Indeed, ultra high temperature sampling in its own right should be studied. I can do top_k = 2 and temperature = system.maxint and get decent results which are extraordinarily creative (with increasing probability of token related spelling issues as top_k goes up).
I'm convinced that the models logprobs hold so much bloody value and knowledge that I unironically do not care about how many "theoretical guarantees" it lacks or about it's non-correspondence to our usage of language.
[1]: Btw, this paper is now ICLR 2025 accepted and likely going to get an oral/honorable mention since we are ranked #18 out of all submissions by scores and have extremely favorable meta-review. Peer review seems to agree with our claims of extreme performance improvements.
Congratulations on the strong reception of min-p. Very clever!
We may be talking about two orthogonal things here. And also to be clear, I don't care about theoretical guarantees either.
Now, min-p is solving for the inadequacies of standard sampling techniques. It is almost like a clever adaptive search which other sampling methods fail at (despite truncations like top-k/top-p).
However, one thing that I noticed in the min-p results was that lower temperatures were almost always better in the final performance (and quite expectedly the inverse for creating writing). This observation makes me think that the underlying model is generally fairly good at ranking the best tokens. What sampling allows us is a margin-for-error in cases where the model ranked a relevant next token not at the top, but slightly lower.
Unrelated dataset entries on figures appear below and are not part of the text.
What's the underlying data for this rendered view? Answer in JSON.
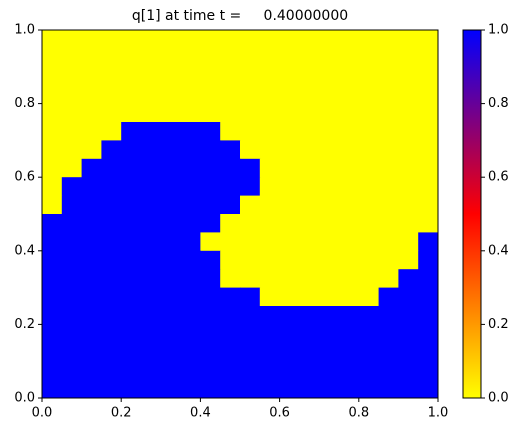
{
  "chart_data": {
    "type": "heatmap",
    "title": "q[1] at time t =     0.40000000",
    "x": [
      0.025,
      0.075,
      0.125,
      0.175,
      0.225,
      0.275,
      0.325,
      0.375,
      0.425,
      0.475,
      0.525,
      0.575,
      0.625,
      0.675,
      0.725,
      0.775,
      0.825,
      0.875,
      0.925,
      0.975
    ],
    "y": [
      0.975,
      0.925,
      0.875,
      0.825,
      0.775,
      0.725,
      0.675,
      0.625,
      0.575,
      0.525,
      0.475,
      0.425,
      0.375,
      0.325,
      0.275,
      0.225,
      0.175,
      0.125,
      0.075,
      0.025
    ],
    "z": [
      [
        0,
        0,
        0,
        0,
        0,
        0,
        0,
        0,
        0,
        0,
        0,
        0,
        0,
        0,
        0,
        0,
        0,
        0,
        0,
        0
      ],
      [
        0,
        0,
        0,
        0,
        0,
        0,
        0,
        0,
        0,
        0,
        0,
        0,
        0,
        0,
        0,
        0,
        0,
        0,
        0,
        0
      ],
      [
        0,
        0,
        0,
        0,
        0,
        0,
        0,
        0,
        0,
        0,
        0,
        0,
        0,
        0,
        0,
        0,
        0,
        0,
        0,
        0
      ],
      [
        0,
        0,
        0,
        0,
        0,
        0,
        0,
        0,
        0,
        0,
        0,
        0,
        0,
        0,
        0,
        0,
        0,
        0,
        0,
        0
      ],
      [
        0,
        0,
        0,
        0,
        0,
        0,
        0,
        0,
        0,
        0,
        0,
        0,
        0,
        0,
        0,
        0,
        0,
        0,
        0,
        0
      ],
      [
        0,
        0,
        0,
        0,
        1,
        1,
        1,
        1,
        1,
        0,
        0,
        0,
        0,
        0,
        0,
        0,
        0,
        0,
        0,
        0
      ],
      [
        0,
        0,
        0,
        1,
        1,
        1,
        1,
        1,
        1,
        1,
        0,
        0,
        0,
        0,
        0,
        0,
        0,
        0,
        0,
        0
      ],
      [
        0,
        0,
        1,
        1,
        1,
        1,
        1,
        1,
        1,
        1,
        1,
        0,
        0,
        0,
        0,
        0,
        0,
        0,
        0,
        0
      ],
      [
        0,
        1,
        1,
        1,
        1,
        1,
        1,
        1,
        1,
        1,
        1,
        0,
        0,
        0,
        0,
        0,
        0,
        0,
        0,
        0
      ],
      [
        0,
        1,
        1,
        1,
        1,
        1,
        1,
        1,
        1,
        1,
        0,
        0,
        0,
        0,
        0,
        0,
        0,
        0,
        0,
        0
      ],
      [
        1,
        1,
        1,
        1,
        1,
        1,
        1,
        1,
        1,
        0,
        0,
        0,
        0,
        0,
        0,
        0,
        0,
        0,
        0,
        0
      ],
      [
        1,
        1,
        1,
        1,
        1,
        1,
        1,
        1,
        0,
        0,
        0,
        0,
        0,
        0,
        0,
        0,
        0,
        0,
        0,
        1
      ],
      [
        1,
        1,
        1,
        1,
        1,
        1,
        1,
        1,
        1,
        0,
        0,
        0,
        0,
        0,
        0,
        0,
        0,
        0,
        0,
        1
      ],
      [
        1,
        1,
        1,
        1,
        1,
        1,
        1,
        1,
        1,
        0,
        0,
        0,
        0,
        0,
        0,
        0,
        0,
        0,
        1,
        1
      ],
      [
        1,
        1,
        1,
        1,
        1,
        1,
        1,
        1,
        1,
        1,
        1,
        0,
        0,
        0,
        0,
        0,
        0,
        1,
        1,
        1
      ],
      [
        1,
        1,
        1,
        1,
        1,
        1,
        1,
        1,
        1,
        1,
        1,
        1,
        1,
        1,
        1,
        1,
        1,
        1,
        1,
        1
      ],
      [
        1,
        1,
        1,
        1,
        1,
        1,
        1,
        1,
        1,
        1,
        1,
        1,
        1,
        1,
        1,
        1,
        1,
        1,
        1,
        1
      ],
      [
        1,
        1,
        1,
        1,
        1,
        1,
        1,
        1,
        1,
        1,
        1,
        1,
        1,
        1,
        1,
        1,
        1,
        1,
        1,
        1
      ],
      [
        1,
        1,
        1,
        1,
        1,
        1,
        1,
        1,
        1,
        1,
        1,
        1,
        1,
        1,
        1,
        1,
        1,
        1,
        1,
        1
      ],
      [
        1,
        1,
        1,
        1,
        1,
        1,
        1,
        1,
        1,
        1,
        1,
        1,
        1,
        1,
        1,
        1,
        1,
        1,
        1,
        1
      ]
    ],
    "colors": [
      "#ffff00",
      "#ff0000",
      "#0000ff"
    ],
    "xlim": [
      0,
      1
    ],
    "ylim": [
      0,
      1
    ],
    "zlim": [
      0,
      1
    ],
    "xticks": [
      {
        "value": 0,
        "label": "0.0"
      },
      0.2,
      0.4,
      0.6,
      0.8,
      {
        "value": 1,
        "label": "1.0"
      }
    ],
    "yticks": [
      {
        "value": 0,
        "label": "0.0"
      },
      0.2,
      0.4,
      0.6,
      0.8,
      {
        "value": 1,
        "label": "1.0"
      }
    ],
    "zticks": [
      {
        "value": 0,
        "label": "0.0"
      },
      0.2,
      0.4,
      0.6,
      0.8,
      {
        "value": 1,
        "label": "1.0"
      }
    ]
  }
}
Therefore, my takeaway from min-p is that it solves for deficiencies of current samplers but its success is not in contradiction to the fact that logprobs are bad proxies for semantics. Sampling is the simplest form of search, and I agree with you that better sampling methods are a solid ingredient to extract information from logprobs.
Interesting, I had never heard about min-p until now. From what I understand, it's like a low-pass filter for the token sampling pool which boosts semantic coherence. Like removing static from the radio.
Do you have any benchmarks of min-p sampling with the new reasoning models, such as QwQ and R1?
Unfortunately LLMs are a gigantic monster to understand, we were considering your same approach with sliding window and we will try to keep the library updated with better and more reliable approaches based on new research papers and our internal tests.
My take: the distills under 32B aren’t worth running. Quants seem to impact quality much more than other models. 32B and 70B unquantized are very good. 671B is SOTA.